The authors are well aware that this book has only described a very limited number of the known exact solutions of Einstein's equations. We have concentrated on those we believe to be the most basic or that have particularly significant interpretations. However, many other interesting solutions have been analysed and have their own extensive published literatures. Indeed, a number of these are highly relevant – either because they represent some easily comprehended idealised physical situation, or because they demonstrate some important property. In this concluding chapter, we will therefore comment on a number of further space-times that fall into either of these categories.

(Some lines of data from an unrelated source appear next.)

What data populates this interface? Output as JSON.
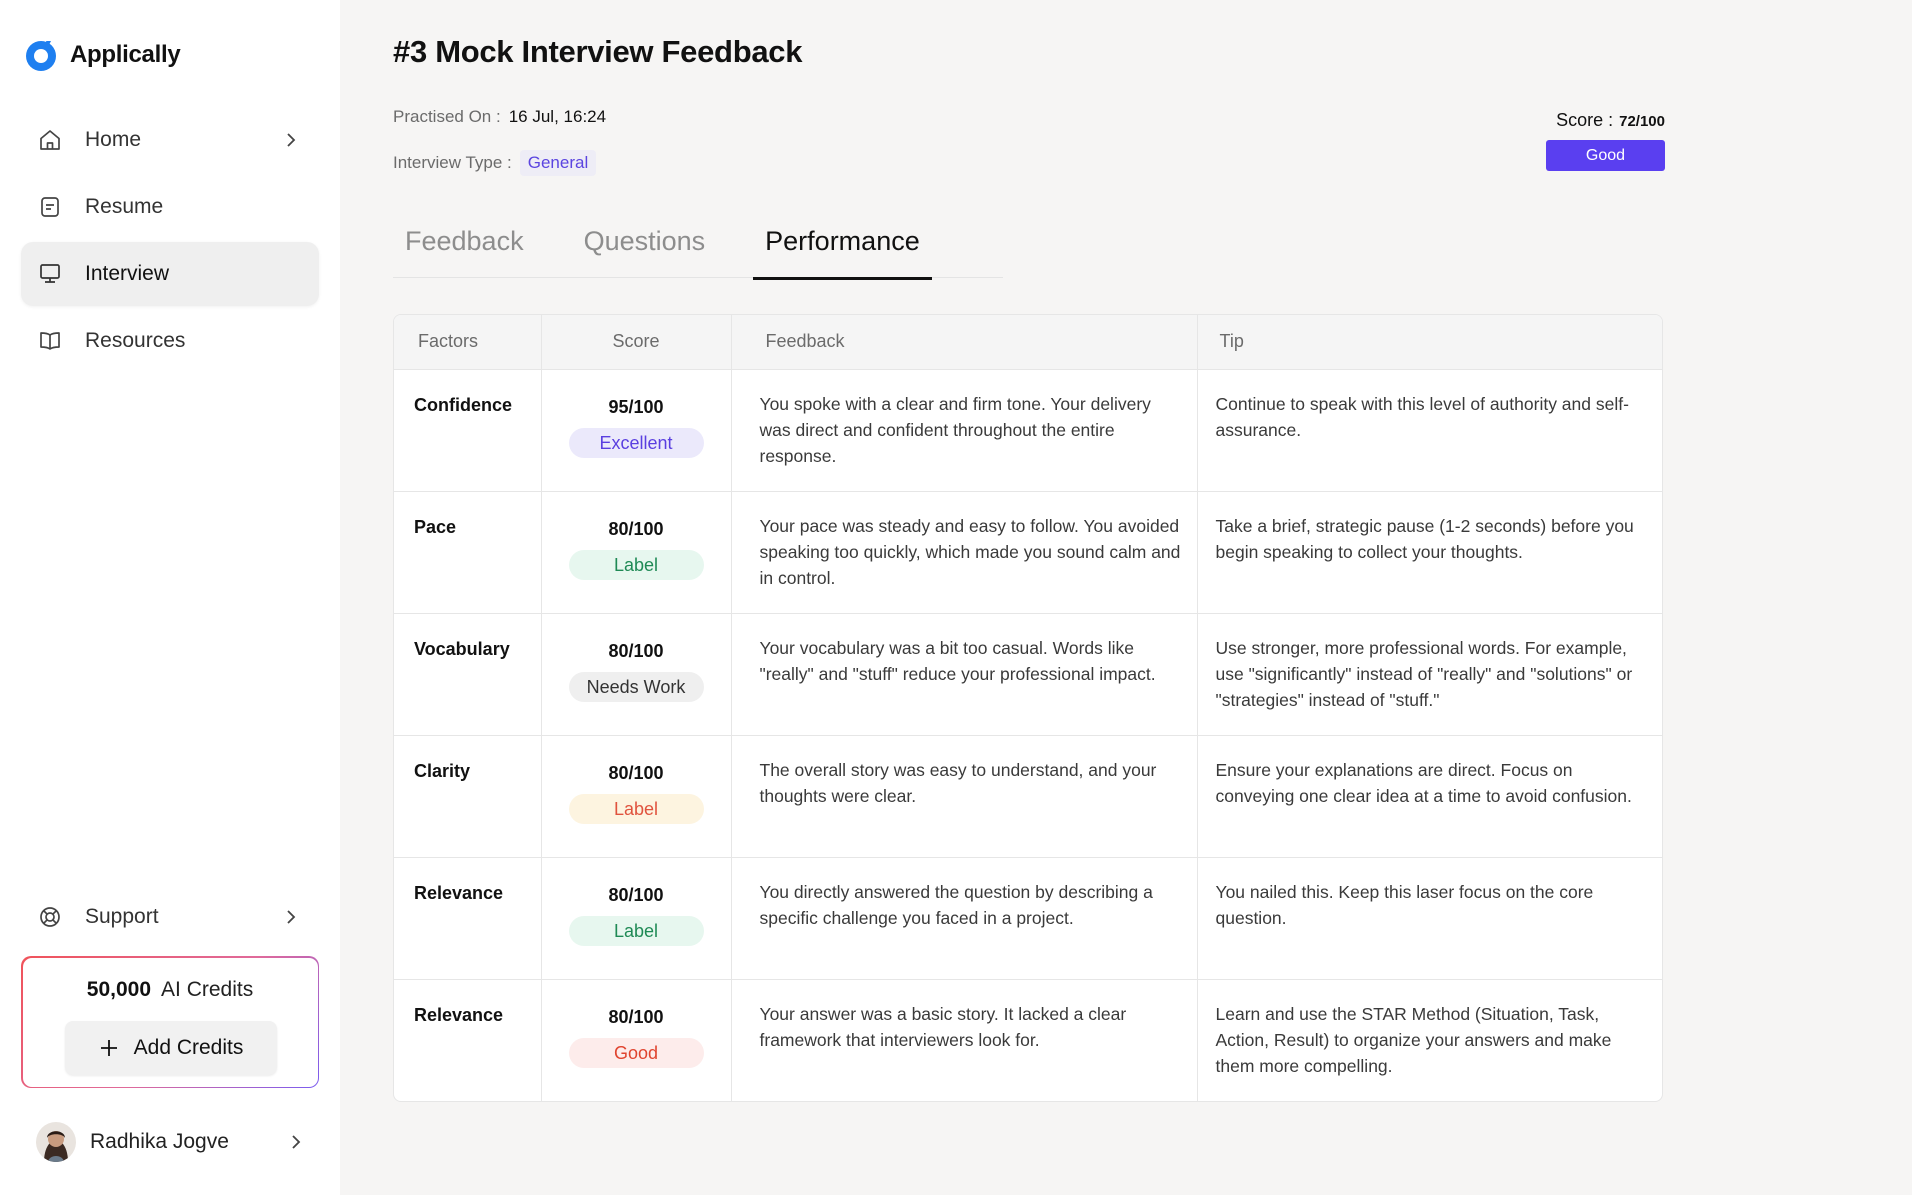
{
  "app": {
    "name": "Applically",
    "brand_color": "#1e7ff0",
    "accent": "#5a3ff0"
  },
  "sidebar": {
    "items": [
      {
        "label": "Home",
        "icon": "home-icon",
        "active": false,
        "has_chevron": true
      },
      {
        "label": "Resume",
        "icon": "document-icon",
        "active": false,
        "has_chevron": false
      },
      {
        "label": "Interview",
        "icon": "monitor-icon",
        "active": true,
        "has_chevron": false
      },
      {
        "label": "Resources",
        "icon": "book-icon",
        "active": false,
        "has_chevron": false
      }
    ],
    "support": {
      "label": "Support",
      "icon": "lifebuoy-icon"
    },
    "credits": {
      "amount": "50,000",
      "label": "AI Credits",
      "button_label": "Add Credits"
    },
    "user": {
      "name": "Radhika Jogve"
    }
  },
  "page": {
    "title": "#3 Mock Interview Feedback",
    "practised_label": "Practised On :",
    "practised_value": "16 Jul, 16:24",
    "type_label": "Interview Type :",
    "type_value": "General",
    "score_label": "Score :",
    "score_value": "72/100",
    "score_badge": "Good"
  },
  "tabs": [
    {
      "label": "Feedback",
      "active": false
    },
    {
      "label": "Questions",
      "active": false
    },
    {
      "label": "Performance",
      "active": true
    }
  ],
  "table": {
    "headers": [
      "Factors",
      "Score",
      "Feedback",
      "Tip"
    ],
    "rows": [
      {
        "factor": "Confidence",
        "score": "95/100",
        "label": "Excellent",
        "label_style": "purple",
        "feedback": "You spoke with a clear and firm tone. Your delivery was direct and confident throughout the entire response.",
        "tip": "Continue to speak with this level of authority and self-assurance."
      },
      {
        "factor": "Pace",
        "score": "80/100",
        "label": "Label",
        "label_style": "green",
        "feedback": "Your pace was steady and easy to follow. You avoided speaking too quickly, which made you sound calm and in control.",
        "tip": "Take a brief, strategic pause (1-2 seconds) before you begin speaking to collect your thoughts."
      },
      {
        "factor": "Vocabulary",
        "score": "80/100",
        "label": "Needs Work",
        "label_style": "gray",
        "feedback": "Your vocabulary was a bit too casual. Words like \"really\" and \"stuff\" reduce your professional impact.",
        "tip": "Use stronger, more professional words. For example, use \"significantly\" instead of \"really\" and \"solutions\" or \"strategies\" instead of \"stuff.\""
      },
      {
        "factor": "Clarity",
        "score": "80/100",
        "label": "Label",
        "label_style": "yellow",
        "feedback": "The overall story was easy to understand, and your thoughts were clear.",
        "tip": "Ensure your explanations are direct. Focus on conveying one clear idea at a time to avoid confusion."
      },
      {
        "factor": "Relevance",
        "score": "80/100",
        "label": "Label",
        "label_style": "green",
        "feedback": "You directly answered the question by describing a specific challenge you faced in a project.",
        "tip": "You nailed this. Keep this laser focus on the core question."
      },
      {
        "factor": "Relevance",
        "score": "80/100",
        "label": "Good",
        "label_style": "red",
        "feedback": "Your answer was a basic story. It lacked a clear framework that interviewers look for.",
        "tip": "Learn and use the STAR Method (Situation, Task, Action, Result) to organize your answers and make them more compelling."
      }
    ]
  }
}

After commenting on some aspects of the Bianchi and Kantowski—Sachs cosmological models, that have (at least) three spatial isometries corresponding to homogeneity, we will briefly review the main properties of some other space-times that possess two commuting Killing vectors which have not been described in previous chapters. In general, such space-times include those with cylindrical symmetry, stationary and axial symmetry, boost-rotation or boost-translation symmetry, as well as the interaction region of colliding plane waves, and the so-called Gowdy (or vacuum G2) cosmologies. Remarkably, for space-times of all these types, which possess 2-surfaces that are orthogonal to the group orbits, the resulting vacuum or electrovacuum field equations happen to be integrable. In fact, the field equations in all these cases can be written as a combination of the Ernst equations (Ernst, 1968a,b) in their elliptic or hyperbolic forms and subsidiary quadratures forthe remaining metric function.